By Natasha Bach
Updated: March 29, 2018 6:20 AM ET

The battle of the dating apps is heating up, and it’s not pretty.

After Tinder parent Match Group filed a patent infringement lawsuit against Bumble in early March, the female-forward dating app is hitting back.

Bumble filed its own lawsuit on Wednesday, according to TechCrunch. The legal action is not direct a response to Match Group’s initial lawsuit. (Bumble has already issued a response in the form of a letter, which was also published as a full-page ad in The New York Times). Rather, the Wednesday suit, which acknowledges that Bumble and the Tinder parent were in acquisition talks, broadly accuses Match Group of interfering with Bumble’s business operations.

Whitney Wolfe, founder and CEO of Bumble, at the 2017 Fortune Most Powerful Women Next Gen Summit in Laguna Niguel, Calif.

Among Bumble’s allegations:

  1. When Match Group discovered that several companies were interested in investing in or acquiring Bumble, it filed the March lawsuit to make the company less attractive;
  2. Match Group requested “confidential and trade secret information” as part of the acquisition talks, but then used the information for its own gains; and
  3. The March lawsuit and subsequent dissemination of misleading information about Bumble’s purported infringements of Match Group’s intellectual property disparaged Bumble, potentially affecting its other investment and acquisition opportunities.

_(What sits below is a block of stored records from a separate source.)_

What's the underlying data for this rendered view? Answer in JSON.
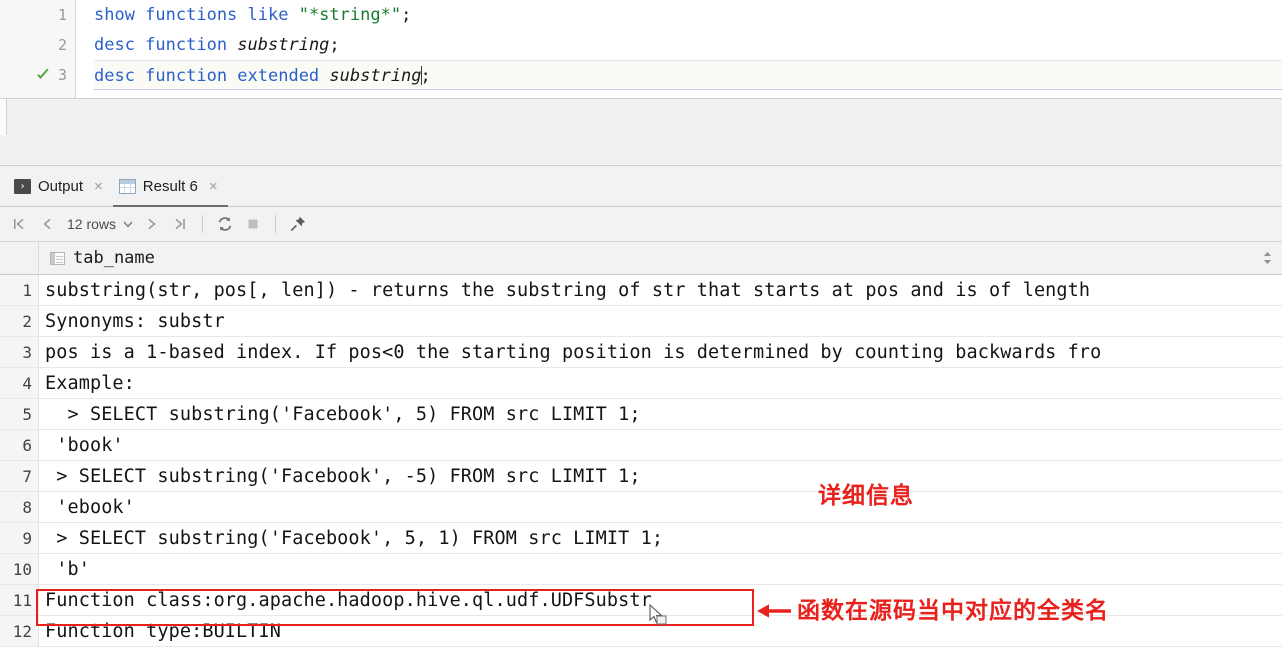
{
  "editor": {
    "lines": [
      {
        "num": "1",
        "tokens": [
          {
            "t": "show functions like ",
            "c": "kw"
          },
          {
            "t": "\"*string*\"",
            "c": "str"
          },
          {
            "t": ";",
            "c": "punct"
          }
        ],
        "current": false,
        "status": ""
      },
      {
        "num": "2",
        "tokens": [
          {
            "t": "desc function ",
            "c": "kw"
          },
          {
            "t": "substring",
            "c": "ident"
          },
          {
            "t": ";",
            "c": "punct"
          }
        ],
        "current": false,
        "status": ""
      },
      {
        "num": "3",
        "tokens": [
          {
            "t": "desc function extended ",
            "c": "kw"
          },
          {
            "t": "substring",
            "c": "ident"
          },
          {
            "t": ";",
            "c": "punct"
          }
        ],
        "current": true,
        "status": "check-mark-icon"
      }
    ]
  },
  "tabs": [
    {
      "label": "Output",
      "icon": "console-output-icon",
      "active": false,
      "close": "×"
    },
    {
      "label": "Result 6",
      "icon": "table-grid-icon",
      "active": true,
      "close": "×"
    }
  ],
  "toolbar": {
    "first_page": "|‹",
    "prev_page": "‹",
    "rows_label": "12 rows",
    "rows_caret": "⌄",
    "next_page": "›",
    "last_page": "›|",
    "refresh": "↻",
    "stop": "■",
    "pin": "⚑"
  },
  "grid": {
    "column_header": "tab_name",
    "sort_up": "▲",
    "sort_down": "▼",
    "rows": [
      {
        "n": "1",
        "v": "substring(str, pos[, len]) - returns the substring of str that starts at pos and is of length"
      },
      {
        "n": "2",
        "v": "Synonyms: substr"
      },
      {
        "n": "3",
        "v": "pos is a 1-based index. If pos<0 the starting position is determined by counting backwards fro"
      },
      {
        "n": "4",
        "v": "Example:"
      },
      {
        "n": "5",
        "v": "  > SELECT substring('Facebook', 5) FROM src LIMIT 1;"
      },
      {
        "n": "6",
        "v": " 'book'"
      },
      {
        "n": "7",
        "v": " > SELECT substring('Facebook', -5) FROM src LIMIT 1;"
      },
      {
        "n": "8",
        "v": " 'ebook'"
      },
      {
        "n": "9",
        "v": " > SELECT substring('Facebook', 5, 1) FROM src LIMIT 1;"
      },
      {
        "n": "10",
        "v": " 'b'"
      },
      {
        "n": "11",
        "v": "Function class:org.apache.hadoop.hive.ql.udf.UDFSubstr"
      },
      {
        "n": "12",
        "v": "Function type:BUILTIN"
      }
    ]
  },
  "annotations": {
    "detail_text": "详细信息",
    "class_text": "函数在源码当中对应的全类名",
    "box_color": "#e8211c",
    "text_color": "#e8211c"
  },
  "colors": {
    "keyword": "#2b5fc9",
    "string": "#177d2e",
    "identifier": "#1a1a1a",
    "check": "#5aa44a",
    "annotation_red": "#e8211c"
  }
}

In a statement to Fortune, Match Group called the lawsuit “a petulant and meritless response to our patent, trademark and trade secret claims.”

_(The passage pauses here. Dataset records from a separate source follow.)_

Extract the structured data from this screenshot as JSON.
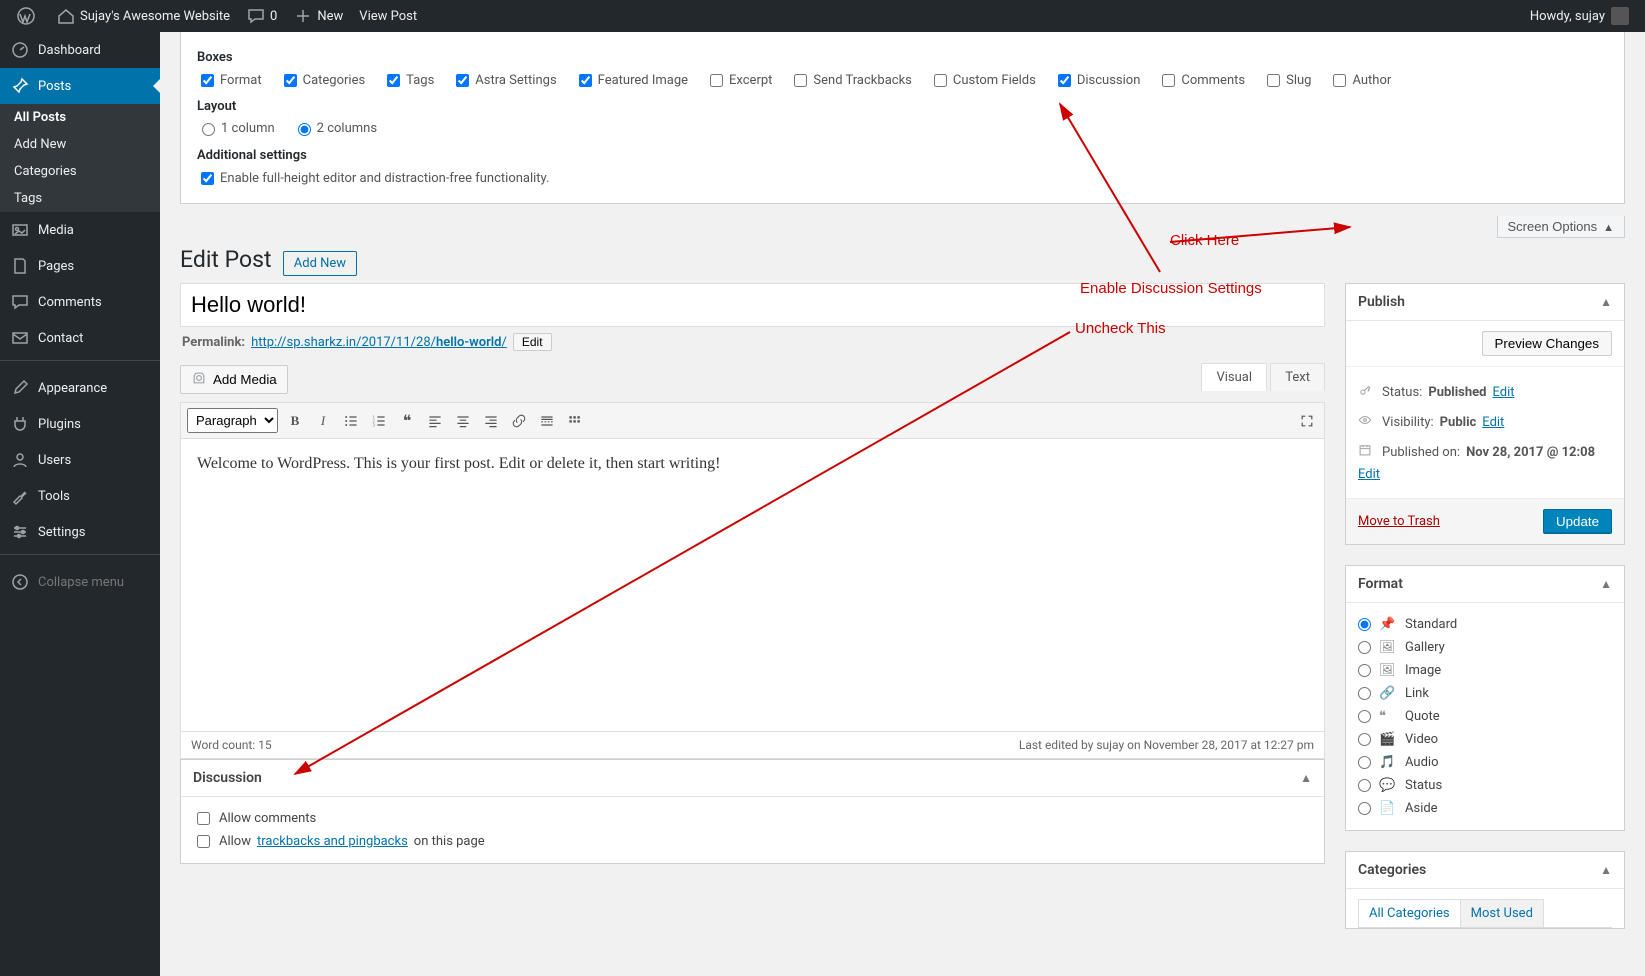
{
  "adminbar": {
    "site_name": "Sujay's Awesome Website",
    "comments_count": "0",
    "new_label": "New",
    "view_post_label": "View Post",
    "howdy": "Howdy, sujay"
  },
  "sidebar": {
    "items": [
      {
        "label": "Dashboard"
      },
      {
        "label": "Posts"
      },
      {
        "label": "Media"
      },
      {
        "label": "Pages"
      },
      {
        "label": "Comments"
      },
      {
        "label": "Contact"
      },
      {
        "label": "Appearance"
      },
      {
        "label": "Plugins"
      },
      {
        "label": "Users"
      },
      {
        "label": "Tools"
      },
      {
        "label": "Settings"
      },
      {
        "label": "Collapse menu"
      }
    ],
    "posts_submenu": [
      "All Posts",
      "Add New",
      "Categories",
      "Tags"
    ]
  },
  "screen_options": {
    "boxes_heading": "Boxes",
    "boxes": [
      {
        "label": "Format",
        "checked": true
      },
      {
        "label": "Categories",
        "checked": true
      },
      {
        "label": "Tags",
        "checked": true
      },
      {
        "label": "Astra Settings",
        "checked": true
      },
      {
        "label": "Featured Image",
        "checked": true
      },
      {
        "label": "Excerpt",
        "checked": false
      },
      {
        "label": "Send Trackbacks",
        "checked": false
      },
      {
        "label": "Custom Fields",
        "checked": false
      },
      {
        "label": "Discussion",
        "checked": true
      },
      {
        "label": "Comments",
        "checked": false
      },
      {
        "label": "Slug",
        "checked": false
      },
      {
        "label": "Author",
        "checked": false
      }
    ],
    "layout_heading": "Layout",
    "layout_options": [
      {
        "label": "1 column",
        "checked": false
      },
      {
        "label": "2 columns",
        "checked": true
      }
    ],
    "additional_heading": "Additional settings",
    "additional_label": "Enable full-height editor and distraction-free functionality.",
    "additional_checked": true,
    "tab_label": "Screen Options"
  },
  "page": {
    "title": "Edit Post",
    "add_new": "Add New"
  },
  "post": {
    "title_value": "Hello world!",
    "permalink_label": "Permalink:",
    "permalink_base": "http://sp.sharkz.in/2017/11/28/",
    "permalink_slug": "hello-world",
    "permalink_trail": "/",
    "edit_slug_btn": "Edit",
    "add_media": "Add Media",
    "tab_visual": "Visual",
    "tab_text": "Text",
    "paragraph_option": "Paragraph",
    "content": "Welcome to WordPress. This is your first post. Edit or delete it, then start writing!",
    "word_count_label": "Word count: 15",
    "last_edited": "Last edited by sujay on November 28, 2017 at 12:27 pm"
  },
  "publish": {
    "heading": "Publish",
    "preview_btn": "Preview Changes",
    "status_label": "Status:",
    "status_value": "Published",
    "visibility_label": "Visibility:",
    "visibility_value": "Public",
    "published_label": "Published on:",
    "published_value": "Nov 28, 2017 @ 12:08",
    "edit_link": "Edit",
    "trash_link": "Move to Trash",
    "update_btn": "Update"
  },
  "format": {
    "heading": "Format",
    "options": [
      "Standard",
      "Gallery",
      "Image",
      "Link",
      "Quote",
      "Video",
      "Audio",
      "Status",
      "Aside"
    ],
    "selected": "Standard"
  },
  "categories": {
    "heading": "Categories",
    "tab_all": "All Categories",
    "tab_most_used": "Most Used"
  },
  "discussion": {
    "heading": "Discussion",
    "allow_comments": "Allow comments",
    "allow_pingbacks_prefix": "Allow ",
    "allow_pingbacks_link": "trackbacks and pingbacks",
    "allow_pingbacks_suffix": " on this page"
  },
  "annotations": {
    "click_here": "Click Here",
    "enable_discussion": "Enable Discussion Settings",
    "uncheck_this": "Uncheck This"
  }
}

“Last week, Bumble claimed our complaint was baseless and won’t affect them, and this week they claim it is ‘chilling’ the sale of their company,” the statement says. “They also shockingly claim that our patents issued by the United States Patent & Trademark Office are ‘bogus.’ We obviously think their lawsuit has no substance and look forward to proving that in court.”

The back-and-forth between the two companies is especially notable given their long history. Bumble CEO Whitney Wolfe Herd co-founded Tinder and later sued the company for harassment and discrimination.

In its Wednesday lawsuit, Bumble is requesting $400 million in damages, as well as an injunction preventing Match and its affiliates from using any of the confidential information they received over the course of the acquisition negotiations.

This story has been updated to include Match Group’s comment on allegations.